Floating Point Representation is a different way of representing fractions in binary.

In floating point, we have a fractional mantissa (multiplier) and an integer exponent (both signed). You will be given the lengths of both of these components if asked to convert a number to its floating-point representation.

To convert a number to its floating-point representation, use the following steps. We'll take the example of 23.5, with an 8-bit mantissa and a 4-bit exponent.

Step 1: Convert the number into fixed-point binary, using the same number of bits as the mantissa.

Note: because the mantissa is 8 bits long, we added an extra 0 at the end.
Step 2: Count the number of digits before the decimal point, excluding the sign bit.
For our example of 23.5, the answer is 5. This is our exponent.
Step 3: Convert the exponent into signed binary.
This will be 0101 for our example.
Step 4: remove the decimal point from the answer of Step 1.
For us, this is 01011110. This is the mantissa. We are now done.
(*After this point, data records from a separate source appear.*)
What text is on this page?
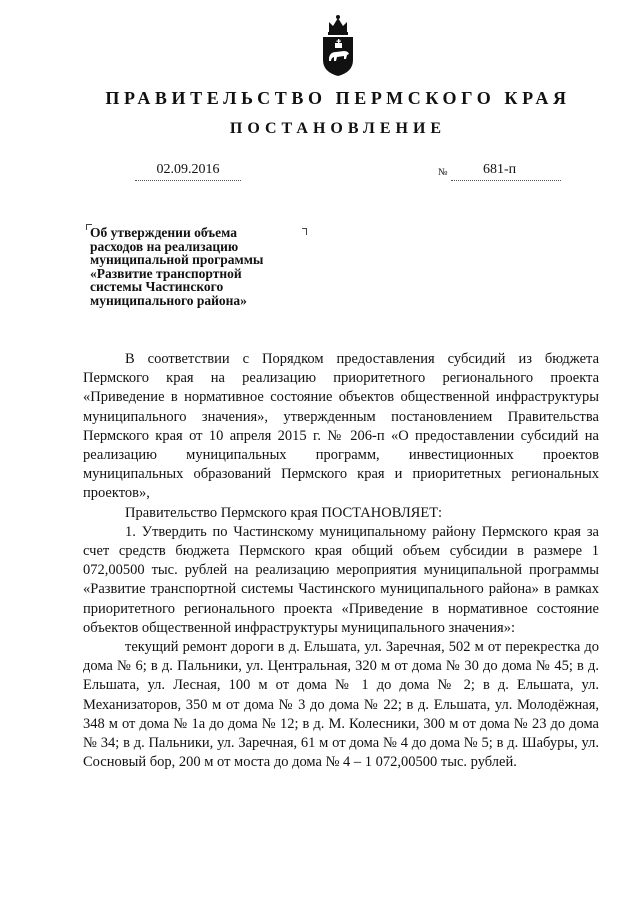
ПРАВИТЕЛЬСТВО ПЕРМСКОГО КРАЯ
ПОСТАНОВЛЕНИЕ
02.09.2016	№	681-п
Об утверждении объема
расходов на реализацию
муниципальной программы
«Развитие транспортной
системы Частинского
муниципального района»

В соответствии с Порядком предоставления субсидий из бюджета Пермского края на реализацию приоритетного регионального проекта «Приведение в нормативное состояние объектов общественной инфраструктуры муниципального значения», утвержденным постановлением Правительства Пермского края от 10 апреля 2015 г. № 206-п «О предоставлении субсидий на реализацию муниципальных программ, инвестиционных проектов муниципальных образований Пермского края и приоритетных региональных проектов»,

Правительство Пермского края ПОСТАНОВЛЯЕТ:

1. Утвердить по Частинскому муниципальному району Пермского края за счет средств бюджета Пермского края общий объем субсидии в размере 1 072,00500 тыс. рублей на реализацию мероприятия муниципальной программы «Развитие транспортной системы Частинского муниципального района» в рамках приоритетного регионального проекта «Приведение в нормативное состояние объектов общественной инфраструктуры муниципального значения»:

текущий ремонт дороги в д. Ельшата, ул. Заречная, 502 м от перекрестка до дома № 6; в д. Пальники, ул. Центральная, 320 м от дома № 30 до дома № 45; в д. Ельшата, ул. Лесная, 100 м от дома № 1 до дома № 2; в д. Ельшата, ул. Механизаторов, 350 м от дома № 3 до дома № 22; в д. Ельшата, ул. Молодёжная, 348 м от дома № 1а до дома № 12; в д. М. Колесники, 300 м от дома № 23 до дома № 34; в д. Пальники, ул. Заречная, 61 м от дома № 4 до дома № 5; в д. Шабуры, ул. Сосновый бор, 200 м от моста до дома № 4 – 1 072,00500 тыс. рублей.
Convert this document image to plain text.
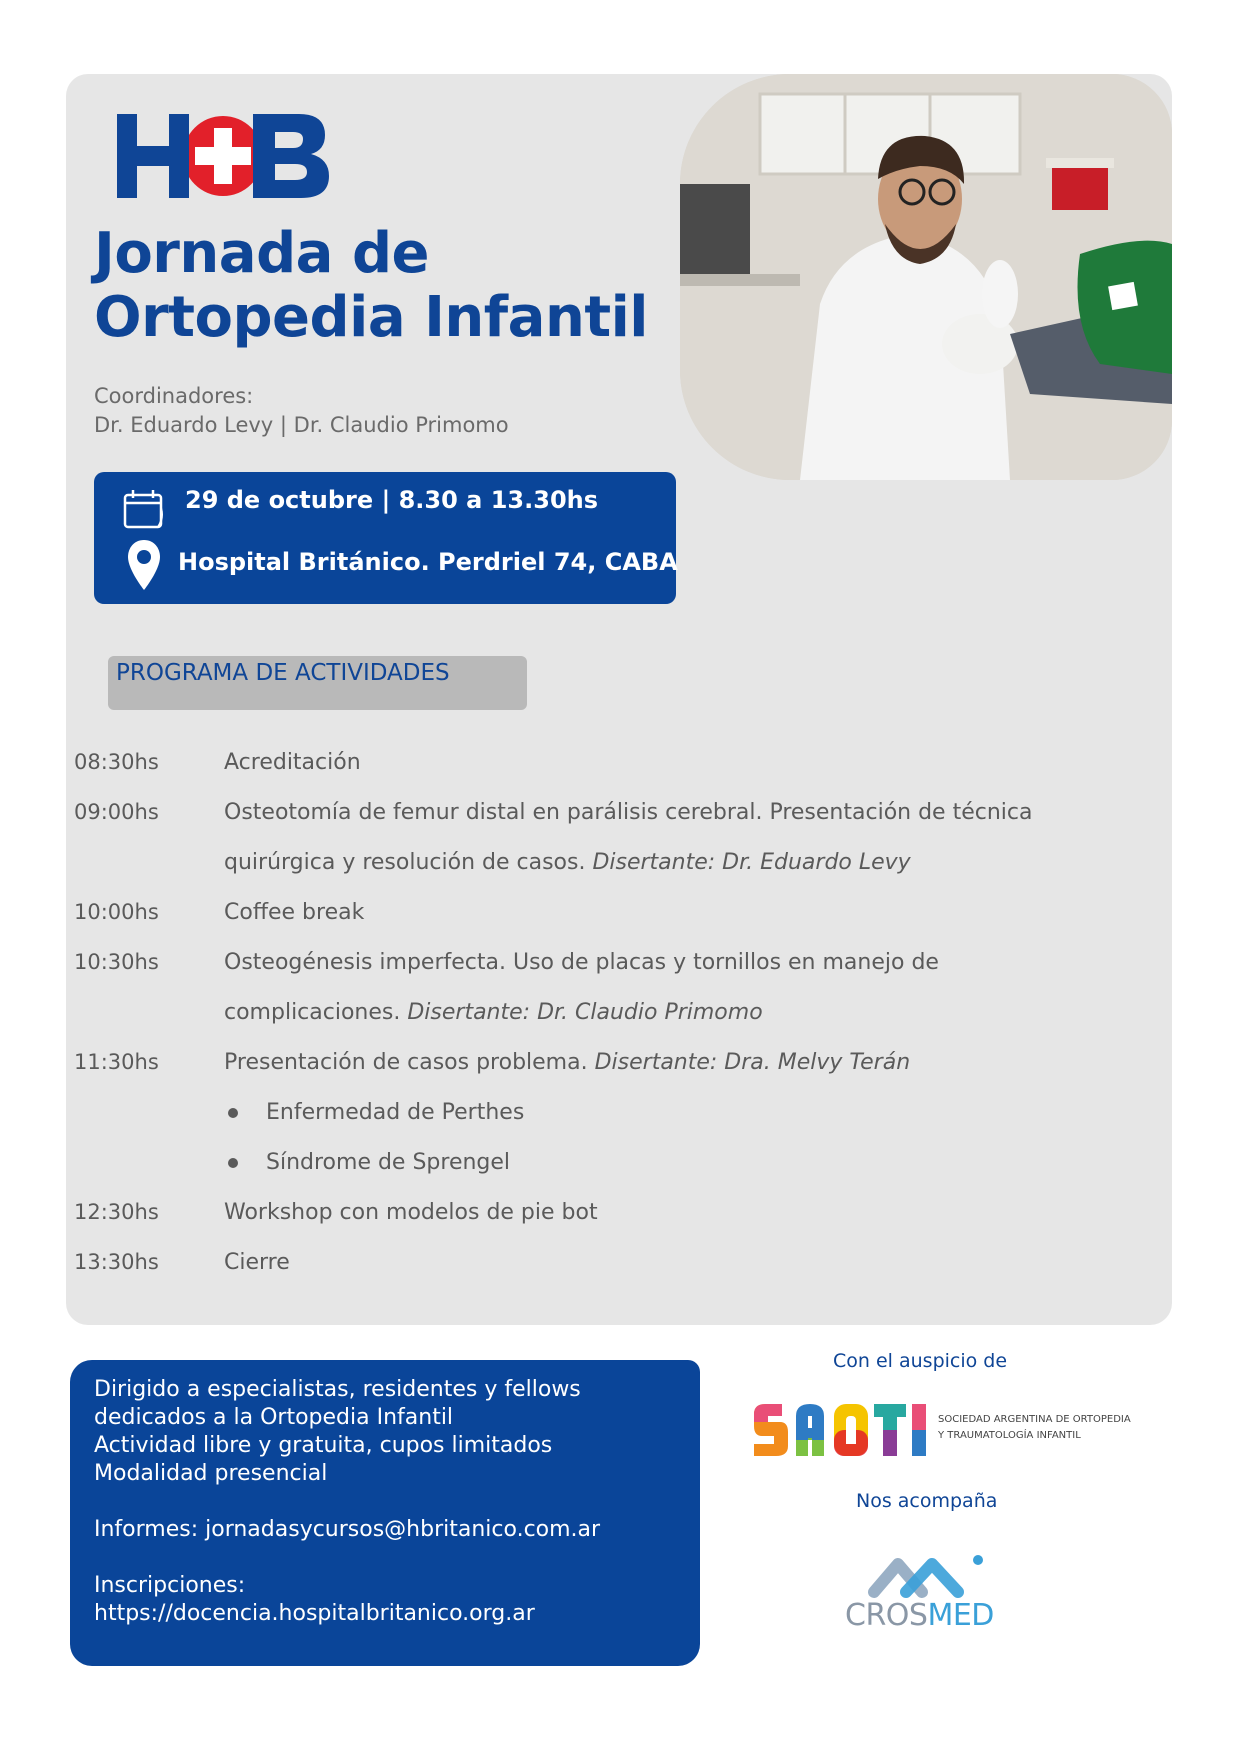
Jornada de
Ortopedia Infantil
Coordinadores:
Dr. Eduardo Levy | Dr. Claudio Primomo
29 de octubre | 8.30 a 13.30hs
Hospital Británico. Perdriel 74, CABA
PROGRAMA DE ACTIVIDADES
08:30hs	Acreditación
09:00hs	Osteotomía de femur distal en parálisis cerebral. Presentación de técnica
quirúrgica y resolución de casos. Disertante: Dr. Eduardo Levy
10:00hs	Coffee break
10:30hs	Osteogénesis imperfecta. Uso de placas y tornillos en manejo de
complicaciones. Disertante: Dr. Claudio Primomo
11:30hs	Presentación de casos problema. Disertante: Dra. Melvy Terán
Enfermedad de Perthes
Síndrome de Sprengel
12:30hs	Workshop con modelos de pie bot
13:30hs	Cierre
Dirigido a especialistas, residentes y fellows
dedicados a la Ortopedia Infantil
Actividad libre y gratuita, cupos limitados
Modalidad presencial
Informes: jornadasycursos@hbritanico.com.ar
Inscripciones:
https://docencia.hospitalbritanico.org.ar
Con el auspicio de
SOCIEDAD ARGENTINA DE ORTOPEDIA
Y TRAUMATOLOGÍA INFANTIL
Nos acompaña
CROSMED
Normalisation is the process of maximising the precision of values that can be represented in floating-point.

We want to use the whole mantissa to make our value more precise, so we need to make sure the first non-sign bit is significant. This means that all mantissas should start with either 01 (for positive) or 10 (for negative).

We can store a much larger range of numbers with floating point than fixed point, because we only care about significant figures, not decimal places. This is good because we don't really care about decimal places for extremely large numbers.

Can 0.3 be stored exactly in binary?

No - any fraction which doesn't have a power of 2 in the denominator is recurring in binary. Since 0.3 is 3/10, and 10 is not a power of two, it can never be stored exactly (it is 0.0100110011...). In the single-precision floating-point format, the closest value to 0.3 is 0.3000000119...